Does your server rack have something like this in it? Are the nerds explaining how its the next big thing in computing. Has it been mostly empty for a while? You’ve been had, your money was wasted, and you should fire your IT guys who recommended it to you. Welcome to a blog devoted to outing bad IT practices that are costing you money, time, performance objectives.
This is a Blade Server Chassis (Dell in particular) and this is an example of one with 2 servers installed. The idea is that you buy stripped down servers that share power supplies, network and storage switches, as well as large fans allowing for super dense deployment of servers with far fewer cables and a single vendor that supports the entire thing. In some cases it can be a good idea, you spend some money up front and once you fill it up you save on cabling, hassle and redundant components. When you see one like this however (especially one that is two years old or more) you’ve been had. The chassis itself is a box with just fans and power supplies runs a minimum of $30k and after support/networking/storage network and other goodies are added this easily doubles. This is fine if its supporting all 16 half hight servers and reducing cost from fully loading those, but in a case like this your paying two to three times what servers costs, and by the time you get around to filling it out 5 years later the chassis itself will be out of date, causing an expensive rip and replace of not just your servers but ALL of your infrastructure to start this over. I’ve seen one of these loaded with only the equivalent of 3 desktops sold installed and configured for $150,000.
Why do people buy them then abandon them?
- Unrealistic growth and budget forecasting
- Budget forecasting that comes in big chucks every 4-5 years
- They Heard it was the “Enterprise” way of doing this
- Complete lack of understanding of performance needs to accomplish business objectives
- Find an excuse to put it on another department’s budget
About FYIG:

my rack at home looks like this
http://dl.dropbox.com/u/14096765/RackDemo.JPG
Actually. Dell had an offer to get a free chassis if you bought 2 bladeservers.
It was a really good deal focused to get companies interested and Dell ran at loss with this deal.
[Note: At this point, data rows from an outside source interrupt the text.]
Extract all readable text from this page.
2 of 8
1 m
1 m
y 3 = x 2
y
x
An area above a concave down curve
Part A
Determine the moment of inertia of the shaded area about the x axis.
Not all companies would ever fill up a blade, but some would and eventually give Dell an earning. So in this case it’s possible they bought 2 blades and got the chassis for free
Stewart,As a VMware VTSP I am biased I admit but I don’t accept the comment about Central Point of Failure (vMotion deals with this) or the Extra Cost as far as ESXi 4.0 is concerned. I would totally agree with you with regard to MS hyper-v though
Even in the biggest enterprises I don’t see blades being deployed. Very similar experiences – heavy sales from vendor got the first few in place. Once they were in place the realism of what had been purchased set in. Even buying them fully loaded from the beginning the boxes were a management nightmare not fitting into any existing or conceivable management and talent structure which is critical in the enterprise. Shoving the networking, server hardware administration and systems administration into one box with no clear demarcation as to who owns what and how work is to be done. The only way to do anything is to have network admins on the server console or the server admins making network changes and the datacenter has no idea what to do about anything and can’t find a way to isolate themselves from costly mistakes like decommissioning the wrong server since everything is interconnected!!